EXPRESSO de 04-02-95
"Má, muito má pintura"
A PINTURA MANEIRISTA
Centro Cultural de Belém
Vai ser preciso, mobilizando talvez o apoio da Cruz Vermelha, trazer a Lisboa umas quatro pinturas de Velazquez para tratar dos olhos dos portugueses, contrariando os efeitos fatais do excesso de má pintura que agora se mostra a pretexto do maneirismo ou, no Palácio da Ajuda, das magnanimidades de D. João V. Porque há perigos de contágio, num século XX que voltou a conceder ao país algumas qualidades picturais. E porque a incapacidade de discernir as qualidades plásticas e mesmo oficinais da pintura ameaça instalar-se em consequência das condições de promoção pública, grandiloquente e indiscriminada, de períodos históricos em que não fomos, definitivamente, bafejados pela musa da pintura.
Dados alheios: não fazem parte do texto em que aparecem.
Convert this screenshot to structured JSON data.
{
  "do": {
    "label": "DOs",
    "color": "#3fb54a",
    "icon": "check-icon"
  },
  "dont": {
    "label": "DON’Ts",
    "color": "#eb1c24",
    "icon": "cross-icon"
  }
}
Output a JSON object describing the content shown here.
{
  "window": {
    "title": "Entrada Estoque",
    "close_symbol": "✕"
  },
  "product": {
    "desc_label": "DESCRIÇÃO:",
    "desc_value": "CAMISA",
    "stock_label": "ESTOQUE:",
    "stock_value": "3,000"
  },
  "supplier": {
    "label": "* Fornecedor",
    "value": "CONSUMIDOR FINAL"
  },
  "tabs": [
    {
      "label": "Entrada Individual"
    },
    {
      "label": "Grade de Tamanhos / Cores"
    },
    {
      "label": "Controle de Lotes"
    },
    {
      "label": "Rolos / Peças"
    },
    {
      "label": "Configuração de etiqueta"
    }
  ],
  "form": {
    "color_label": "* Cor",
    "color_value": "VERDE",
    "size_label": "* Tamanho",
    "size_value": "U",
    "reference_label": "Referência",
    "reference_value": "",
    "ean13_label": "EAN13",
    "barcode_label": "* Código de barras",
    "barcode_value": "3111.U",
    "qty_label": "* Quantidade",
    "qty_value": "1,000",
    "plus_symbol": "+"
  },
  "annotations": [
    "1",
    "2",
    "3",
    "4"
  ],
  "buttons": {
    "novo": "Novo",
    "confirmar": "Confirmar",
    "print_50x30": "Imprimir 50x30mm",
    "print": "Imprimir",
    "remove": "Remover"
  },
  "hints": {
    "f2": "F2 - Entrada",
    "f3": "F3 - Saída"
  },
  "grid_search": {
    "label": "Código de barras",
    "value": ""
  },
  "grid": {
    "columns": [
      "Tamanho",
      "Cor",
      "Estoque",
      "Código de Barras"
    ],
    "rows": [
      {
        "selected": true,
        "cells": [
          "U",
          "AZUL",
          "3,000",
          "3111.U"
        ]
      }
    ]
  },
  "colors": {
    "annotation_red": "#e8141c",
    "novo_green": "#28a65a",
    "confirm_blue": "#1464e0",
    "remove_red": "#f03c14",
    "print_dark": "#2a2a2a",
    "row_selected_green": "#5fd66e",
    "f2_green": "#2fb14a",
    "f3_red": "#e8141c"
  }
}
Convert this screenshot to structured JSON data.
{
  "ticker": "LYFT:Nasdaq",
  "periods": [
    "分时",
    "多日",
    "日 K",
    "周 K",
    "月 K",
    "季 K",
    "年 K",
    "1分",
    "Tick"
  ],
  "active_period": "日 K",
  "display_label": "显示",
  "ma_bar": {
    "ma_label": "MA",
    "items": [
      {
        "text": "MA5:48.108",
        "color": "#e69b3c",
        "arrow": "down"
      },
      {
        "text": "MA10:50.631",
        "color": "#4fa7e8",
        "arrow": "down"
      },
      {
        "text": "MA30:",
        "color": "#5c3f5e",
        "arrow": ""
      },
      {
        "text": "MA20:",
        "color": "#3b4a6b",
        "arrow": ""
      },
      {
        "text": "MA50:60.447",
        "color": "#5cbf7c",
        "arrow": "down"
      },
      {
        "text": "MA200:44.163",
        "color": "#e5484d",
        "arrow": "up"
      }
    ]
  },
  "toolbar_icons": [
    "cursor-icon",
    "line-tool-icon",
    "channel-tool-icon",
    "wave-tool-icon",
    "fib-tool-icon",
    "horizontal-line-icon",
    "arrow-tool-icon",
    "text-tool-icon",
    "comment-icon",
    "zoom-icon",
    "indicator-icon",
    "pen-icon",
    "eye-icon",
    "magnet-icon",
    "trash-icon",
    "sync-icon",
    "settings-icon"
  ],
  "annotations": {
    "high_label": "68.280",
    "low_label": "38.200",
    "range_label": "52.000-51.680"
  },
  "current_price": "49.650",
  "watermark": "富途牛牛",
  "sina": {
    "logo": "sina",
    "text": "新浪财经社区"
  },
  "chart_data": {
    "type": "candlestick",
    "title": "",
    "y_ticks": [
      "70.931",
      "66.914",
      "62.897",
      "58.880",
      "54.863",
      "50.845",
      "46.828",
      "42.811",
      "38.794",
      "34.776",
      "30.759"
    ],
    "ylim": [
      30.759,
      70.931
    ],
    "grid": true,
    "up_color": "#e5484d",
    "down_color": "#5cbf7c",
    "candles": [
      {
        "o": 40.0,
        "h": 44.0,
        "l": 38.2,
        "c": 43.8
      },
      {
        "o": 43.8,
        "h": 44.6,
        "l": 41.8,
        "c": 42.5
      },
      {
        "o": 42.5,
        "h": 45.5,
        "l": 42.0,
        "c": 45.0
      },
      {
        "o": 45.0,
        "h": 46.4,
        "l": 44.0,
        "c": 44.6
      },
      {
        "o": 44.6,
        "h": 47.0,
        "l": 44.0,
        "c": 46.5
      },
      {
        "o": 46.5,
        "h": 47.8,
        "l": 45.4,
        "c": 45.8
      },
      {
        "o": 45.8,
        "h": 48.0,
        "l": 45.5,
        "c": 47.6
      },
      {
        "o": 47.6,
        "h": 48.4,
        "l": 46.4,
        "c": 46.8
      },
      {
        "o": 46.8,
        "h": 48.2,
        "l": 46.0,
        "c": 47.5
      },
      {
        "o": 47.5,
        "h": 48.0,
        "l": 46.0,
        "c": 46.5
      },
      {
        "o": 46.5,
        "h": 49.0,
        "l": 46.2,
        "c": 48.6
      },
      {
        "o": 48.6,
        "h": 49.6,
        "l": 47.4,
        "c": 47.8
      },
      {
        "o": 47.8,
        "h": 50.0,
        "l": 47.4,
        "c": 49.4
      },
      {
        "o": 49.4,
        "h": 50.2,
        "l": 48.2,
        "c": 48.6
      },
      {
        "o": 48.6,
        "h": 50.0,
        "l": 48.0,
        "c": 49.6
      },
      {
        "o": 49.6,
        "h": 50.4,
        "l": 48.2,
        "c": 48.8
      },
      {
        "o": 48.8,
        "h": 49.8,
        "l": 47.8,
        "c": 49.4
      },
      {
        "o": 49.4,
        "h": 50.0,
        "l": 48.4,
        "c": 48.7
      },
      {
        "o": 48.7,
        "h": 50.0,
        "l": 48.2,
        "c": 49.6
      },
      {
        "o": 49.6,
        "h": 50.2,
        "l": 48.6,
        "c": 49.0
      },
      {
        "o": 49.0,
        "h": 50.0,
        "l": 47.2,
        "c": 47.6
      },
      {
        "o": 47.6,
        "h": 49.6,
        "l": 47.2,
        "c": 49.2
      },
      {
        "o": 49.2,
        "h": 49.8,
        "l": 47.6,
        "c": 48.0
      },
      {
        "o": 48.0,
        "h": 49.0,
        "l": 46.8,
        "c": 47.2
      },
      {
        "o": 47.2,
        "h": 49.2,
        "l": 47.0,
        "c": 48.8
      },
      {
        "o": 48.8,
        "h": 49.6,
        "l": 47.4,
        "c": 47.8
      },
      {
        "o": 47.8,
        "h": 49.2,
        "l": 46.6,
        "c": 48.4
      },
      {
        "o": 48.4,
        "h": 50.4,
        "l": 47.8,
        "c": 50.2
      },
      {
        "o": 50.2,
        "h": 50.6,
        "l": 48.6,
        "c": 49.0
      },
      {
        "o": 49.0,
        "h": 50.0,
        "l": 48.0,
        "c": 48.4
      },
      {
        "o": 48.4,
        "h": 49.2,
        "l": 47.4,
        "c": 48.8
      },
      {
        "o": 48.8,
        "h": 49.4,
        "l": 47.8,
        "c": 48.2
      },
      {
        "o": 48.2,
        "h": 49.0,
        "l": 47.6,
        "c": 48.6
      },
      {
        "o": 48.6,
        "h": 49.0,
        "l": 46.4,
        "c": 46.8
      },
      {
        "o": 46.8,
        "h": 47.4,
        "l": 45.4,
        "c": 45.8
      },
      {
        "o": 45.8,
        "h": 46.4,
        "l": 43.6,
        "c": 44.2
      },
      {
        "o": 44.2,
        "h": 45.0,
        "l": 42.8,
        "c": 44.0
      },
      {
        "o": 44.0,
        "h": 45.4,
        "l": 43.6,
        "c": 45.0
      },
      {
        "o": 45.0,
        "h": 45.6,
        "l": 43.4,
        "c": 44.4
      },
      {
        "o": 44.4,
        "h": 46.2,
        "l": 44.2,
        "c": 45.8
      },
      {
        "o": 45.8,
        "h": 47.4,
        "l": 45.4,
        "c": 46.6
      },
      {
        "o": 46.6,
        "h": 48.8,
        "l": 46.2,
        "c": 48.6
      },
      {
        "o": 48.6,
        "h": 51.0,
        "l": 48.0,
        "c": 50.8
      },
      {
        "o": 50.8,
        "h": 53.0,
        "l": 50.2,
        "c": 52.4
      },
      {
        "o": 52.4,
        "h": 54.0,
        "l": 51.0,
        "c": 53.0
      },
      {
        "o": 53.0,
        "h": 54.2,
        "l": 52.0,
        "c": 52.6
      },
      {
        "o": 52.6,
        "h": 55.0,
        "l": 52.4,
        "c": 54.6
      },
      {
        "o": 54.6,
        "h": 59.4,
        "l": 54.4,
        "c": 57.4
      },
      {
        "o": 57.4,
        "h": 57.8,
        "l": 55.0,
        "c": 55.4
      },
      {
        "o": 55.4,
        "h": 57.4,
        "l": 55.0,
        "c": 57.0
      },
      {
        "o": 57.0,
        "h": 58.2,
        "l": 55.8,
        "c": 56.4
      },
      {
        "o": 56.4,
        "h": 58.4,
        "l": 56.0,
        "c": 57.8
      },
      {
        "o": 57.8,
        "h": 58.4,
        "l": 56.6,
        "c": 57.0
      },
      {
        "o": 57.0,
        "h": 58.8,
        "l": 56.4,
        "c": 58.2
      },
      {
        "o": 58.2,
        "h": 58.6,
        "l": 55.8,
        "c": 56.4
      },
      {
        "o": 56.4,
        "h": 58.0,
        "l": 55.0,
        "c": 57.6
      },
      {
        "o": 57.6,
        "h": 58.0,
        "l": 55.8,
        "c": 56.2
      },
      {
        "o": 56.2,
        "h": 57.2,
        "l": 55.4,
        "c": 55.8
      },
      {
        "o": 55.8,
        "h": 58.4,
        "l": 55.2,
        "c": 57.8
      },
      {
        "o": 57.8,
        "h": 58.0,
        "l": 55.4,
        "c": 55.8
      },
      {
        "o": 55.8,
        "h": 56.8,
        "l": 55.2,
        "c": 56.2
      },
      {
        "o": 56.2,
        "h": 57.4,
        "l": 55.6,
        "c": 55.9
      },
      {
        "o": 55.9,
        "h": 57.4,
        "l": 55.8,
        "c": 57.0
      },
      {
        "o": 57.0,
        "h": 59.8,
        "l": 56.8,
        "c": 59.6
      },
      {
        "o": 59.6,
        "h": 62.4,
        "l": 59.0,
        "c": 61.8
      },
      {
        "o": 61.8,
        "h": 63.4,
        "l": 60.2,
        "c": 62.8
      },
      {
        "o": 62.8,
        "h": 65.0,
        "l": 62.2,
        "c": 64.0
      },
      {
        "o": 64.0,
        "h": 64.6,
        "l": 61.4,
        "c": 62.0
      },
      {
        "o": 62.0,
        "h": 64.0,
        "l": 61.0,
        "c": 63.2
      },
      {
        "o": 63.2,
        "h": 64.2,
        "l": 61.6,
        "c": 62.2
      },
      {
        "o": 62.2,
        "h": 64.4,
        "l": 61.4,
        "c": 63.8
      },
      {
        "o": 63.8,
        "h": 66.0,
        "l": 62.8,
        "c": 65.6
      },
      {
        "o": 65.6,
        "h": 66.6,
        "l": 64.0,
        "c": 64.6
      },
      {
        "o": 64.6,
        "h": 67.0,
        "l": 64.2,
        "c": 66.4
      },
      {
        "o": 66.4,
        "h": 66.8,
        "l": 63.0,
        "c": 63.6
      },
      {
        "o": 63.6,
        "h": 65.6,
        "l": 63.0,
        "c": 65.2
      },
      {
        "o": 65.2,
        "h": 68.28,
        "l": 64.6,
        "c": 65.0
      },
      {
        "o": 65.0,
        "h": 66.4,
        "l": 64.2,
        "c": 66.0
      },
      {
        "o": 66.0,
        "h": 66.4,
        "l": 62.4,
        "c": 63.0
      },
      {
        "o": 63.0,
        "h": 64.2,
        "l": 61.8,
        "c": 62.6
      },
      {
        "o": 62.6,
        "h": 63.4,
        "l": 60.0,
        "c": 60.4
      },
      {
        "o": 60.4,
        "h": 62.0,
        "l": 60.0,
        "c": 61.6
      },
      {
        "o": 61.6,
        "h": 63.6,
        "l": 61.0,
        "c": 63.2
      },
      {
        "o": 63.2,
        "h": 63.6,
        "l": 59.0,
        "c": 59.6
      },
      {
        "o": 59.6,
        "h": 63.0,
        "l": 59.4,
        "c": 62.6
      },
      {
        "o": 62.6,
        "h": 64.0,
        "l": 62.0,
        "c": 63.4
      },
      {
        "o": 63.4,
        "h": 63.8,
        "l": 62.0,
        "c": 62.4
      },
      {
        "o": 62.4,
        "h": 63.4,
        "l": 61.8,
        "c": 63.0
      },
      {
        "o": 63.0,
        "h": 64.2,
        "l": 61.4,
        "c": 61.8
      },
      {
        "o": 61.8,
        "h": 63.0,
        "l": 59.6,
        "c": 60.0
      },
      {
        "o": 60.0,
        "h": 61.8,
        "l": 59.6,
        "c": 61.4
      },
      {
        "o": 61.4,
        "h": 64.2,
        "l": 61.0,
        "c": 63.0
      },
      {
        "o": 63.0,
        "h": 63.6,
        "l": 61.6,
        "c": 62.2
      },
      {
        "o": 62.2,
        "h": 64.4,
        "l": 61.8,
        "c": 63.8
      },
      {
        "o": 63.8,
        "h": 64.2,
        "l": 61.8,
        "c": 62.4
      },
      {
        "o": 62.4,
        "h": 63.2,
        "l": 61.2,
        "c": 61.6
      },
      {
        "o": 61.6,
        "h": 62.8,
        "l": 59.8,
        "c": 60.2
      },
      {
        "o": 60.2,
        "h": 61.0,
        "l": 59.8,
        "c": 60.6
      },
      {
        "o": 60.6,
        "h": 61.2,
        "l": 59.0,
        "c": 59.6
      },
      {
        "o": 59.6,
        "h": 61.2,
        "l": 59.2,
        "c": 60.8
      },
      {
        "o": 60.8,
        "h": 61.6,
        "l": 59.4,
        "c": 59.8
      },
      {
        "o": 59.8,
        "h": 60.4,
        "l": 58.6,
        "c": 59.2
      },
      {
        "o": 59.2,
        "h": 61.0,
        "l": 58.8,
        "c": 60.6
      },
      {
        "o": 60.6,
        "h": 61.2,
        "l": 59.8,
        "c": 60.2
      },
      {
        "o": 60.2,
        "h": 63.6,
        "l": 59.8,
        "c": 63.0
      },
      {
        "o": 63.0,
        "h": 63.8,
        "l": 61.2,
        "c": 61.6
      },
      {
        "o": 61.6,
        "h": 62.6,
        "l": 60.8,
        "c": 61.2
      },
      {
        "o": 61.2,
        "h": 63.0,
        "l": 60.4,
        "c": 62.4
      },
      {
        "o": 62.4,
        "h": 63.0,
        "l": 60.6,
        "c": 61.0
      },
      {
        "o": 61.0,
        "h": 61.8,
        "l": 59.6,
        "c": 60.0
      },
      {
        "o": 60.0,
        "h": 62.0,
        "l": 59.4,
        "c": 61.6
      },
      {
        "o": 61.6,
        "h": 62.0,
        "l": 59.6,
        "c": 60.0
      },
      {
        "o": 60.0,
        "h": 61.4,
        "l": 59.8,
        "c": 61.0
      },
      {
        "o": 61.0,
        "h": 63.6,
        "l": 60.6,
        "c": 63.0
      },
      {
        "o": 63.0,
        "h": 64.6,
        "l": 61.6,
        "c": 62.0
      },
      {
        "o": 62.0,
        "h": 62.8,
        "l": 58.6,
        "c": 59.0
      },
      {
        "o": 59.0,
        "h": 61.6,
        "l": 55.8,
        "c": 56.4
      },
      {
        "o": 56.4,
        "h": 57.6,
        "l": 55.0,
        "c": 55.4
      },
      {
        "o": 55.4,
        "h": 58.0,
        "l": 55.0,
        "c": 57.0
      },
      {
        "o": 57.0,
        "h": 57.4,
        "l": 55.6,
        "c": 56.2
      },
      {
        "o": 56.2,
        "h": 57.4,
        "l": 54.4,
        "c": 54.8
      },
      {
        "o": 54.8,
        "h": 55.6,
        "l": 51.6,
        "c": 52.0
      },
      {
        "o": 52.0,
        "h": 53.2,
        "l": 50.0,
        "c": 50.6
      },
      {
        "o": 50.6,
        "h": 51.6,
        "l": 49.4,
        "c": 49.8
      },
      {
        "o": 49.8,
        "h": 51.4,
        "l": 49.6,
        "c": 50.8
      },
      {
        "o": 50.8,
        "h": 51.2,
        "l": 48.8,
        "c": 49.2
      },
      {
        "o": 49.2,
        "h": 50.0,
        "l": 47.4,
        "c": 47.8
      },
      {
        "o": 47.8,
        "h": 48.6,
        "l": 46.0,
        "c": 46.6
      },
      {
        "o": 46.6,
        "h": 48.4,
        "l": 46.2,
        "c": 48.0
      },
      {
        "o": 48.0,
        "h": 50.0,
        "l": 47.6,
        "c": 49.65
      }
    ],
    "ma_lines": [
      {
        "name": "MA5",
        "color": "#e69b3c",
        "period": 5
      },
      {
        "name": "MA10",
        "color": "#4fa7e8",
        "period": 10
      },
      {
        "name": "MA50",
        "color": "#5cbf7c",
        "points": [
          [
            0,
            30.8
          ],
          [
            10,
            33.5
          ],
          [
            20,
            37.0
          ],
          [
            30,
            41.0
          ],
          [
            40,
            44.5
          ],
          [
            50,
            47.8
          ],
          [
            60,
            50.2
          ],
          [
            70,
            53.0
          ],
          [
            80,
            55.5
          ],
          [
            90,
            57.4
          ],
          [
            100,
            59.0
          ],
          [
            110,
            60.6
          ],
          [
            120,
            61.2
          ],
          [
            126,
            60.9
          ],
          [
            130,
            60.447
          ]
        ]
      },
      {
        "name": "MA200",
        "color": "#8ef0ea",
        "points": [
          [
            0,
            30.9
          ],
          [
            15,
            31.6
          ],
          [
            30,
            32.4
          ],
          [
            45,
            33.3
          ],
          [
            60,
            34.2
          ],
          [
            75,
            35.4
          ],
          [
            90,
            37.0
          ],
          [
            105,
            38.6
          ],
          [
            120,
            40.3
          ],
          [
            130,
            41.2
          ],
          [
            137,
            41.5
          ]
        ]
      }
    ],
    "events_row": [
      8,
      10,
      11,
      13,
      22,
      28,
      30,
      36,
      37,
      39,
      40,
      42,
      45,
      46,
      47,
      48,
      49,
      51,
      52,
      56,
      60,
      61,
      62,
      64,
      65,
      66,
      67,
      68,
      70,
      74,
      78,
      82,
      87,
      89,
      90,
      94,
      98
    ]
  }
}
Uma coisa é estudar a produção de épocas menos conhecidas, investigar documentações ignoradas, precisar atribuições e datas, restaurar obras degradadas, catalogar acervos históricos e apresentar os resultados dessas actividades, com a justa consideração da sua (menor) relevância estética. E outra, bem diferente, é ultrapassar a dimensão erudita em que esse processo deve decorrer, promovendo como acontecimentos «grand public» exposições que de facto não o são, nem merecem ser.
Gerar expectativas insustentadas, reclamar genialiades inexistentes, recorrer a cenografias espectaculares (na Ajuda), são tácticas que apenas geram a confusão de um público que não dispõe de um Prado ou um Louvre em permanência. Citando o exemplo parisiense, há que distinguir projectos destinados ao Grand Palais e ao Petit Palais, em vez de meter tudo no mesmo saco.
A exp. da Comissão dos Descobrimentos acolhida no CCB é uma produção erudita, fruto de um muito sério trabalho científico levado a cabo durante 15 anos por Vítor Serrão. É uma iniciativa marcante, mas não é uma exposição que interesse ao grande público, nem para a qual se devam arrastar milhares de crianças das escolas, como já se anunciou. Não se trata do «Triunfo do Maneirismo» como titulava um semanário sensacionalista — e quando antes se mostraram os esplendores do barroco também não era de pintura que se tratava, mas essencialmente de artes decorativas.
A reconsideração histórica e sociológica da «pintura no tempo de Camões» não precisa de se recobrir com valorizações estéticas precipitadas e não deveria isolar-se de um enquadramento factual e ideológico necessário à exacta compreensão deste período que se inicia exactamente no momento em que se instala a Inquisição (1536) e que se consolida no contexto da extrema rigidez de pensamento e de controle das linguagens figurativas imposto pelo Concílio de Trento. A «rebelião» que Vítor Serrão tanto acentua será uma vertente dramaticamente subterrânea, com afloramentos pontuais, mas os tempos eram, inequivocamento, de repressão e de imposição de programas catequéticos ferozes.
Também é improcedente a importação de tiques próprios de alguma crítica de arte contemporânea para defender a «reabilitação» desta pintura.
O que significa «anular um anterior academismo completamente esgotado» (V.S., entrevista ao«Público»), ou a referência «en passant» ao «esgotamento do formulário gótico-renascentista» (catálogo), se não uma visão vanguardista e mecanicista da sucessão dos estilos? Os melhores exemplos de uma informação maneirista ocorrem precisamente num pintor em que se conservam situações medievais, como Gregório Lopes.
Porquê tirar benefícios da ideia que Portugal «viveu nesse tempo um dos momentos mais 'à la page' da sua história»? E que «página» fatal era essa (a do «advento de uma ordem ideológica de carácter imobilista e intransigente», António Rosa Mendes, História de Portugal, dir. J. Mattoso, pág. 402), balizada pela prisão dos lentes do Colégio das Artes, em 1550, e a de Damião de Góis, em 1571?
Discutível igualmente é aceitar que o actual fim do milénio seja «uma era de valores neomaneiristas» (entrevista cit.) para sugerir equívocas circulações entre a contemporaneidade e o século XVI.
Nada disto prejudica, porém, a exaustividade da investigação historiográfica levada a cabo por Vítor Serrão e pela sua equipa, e especialmente a importância da publicação de um extenso catálogo que renova a informação sobre este período. Nem afecta a possibilidade de se encontrarem, nos cenários correctos de João Bento de Almeida, algumas raras obras preciosas — na zona inicial da exposição e nos sectores do retrato e do desenho — entre a abundância de uma produção média que é também medíocre.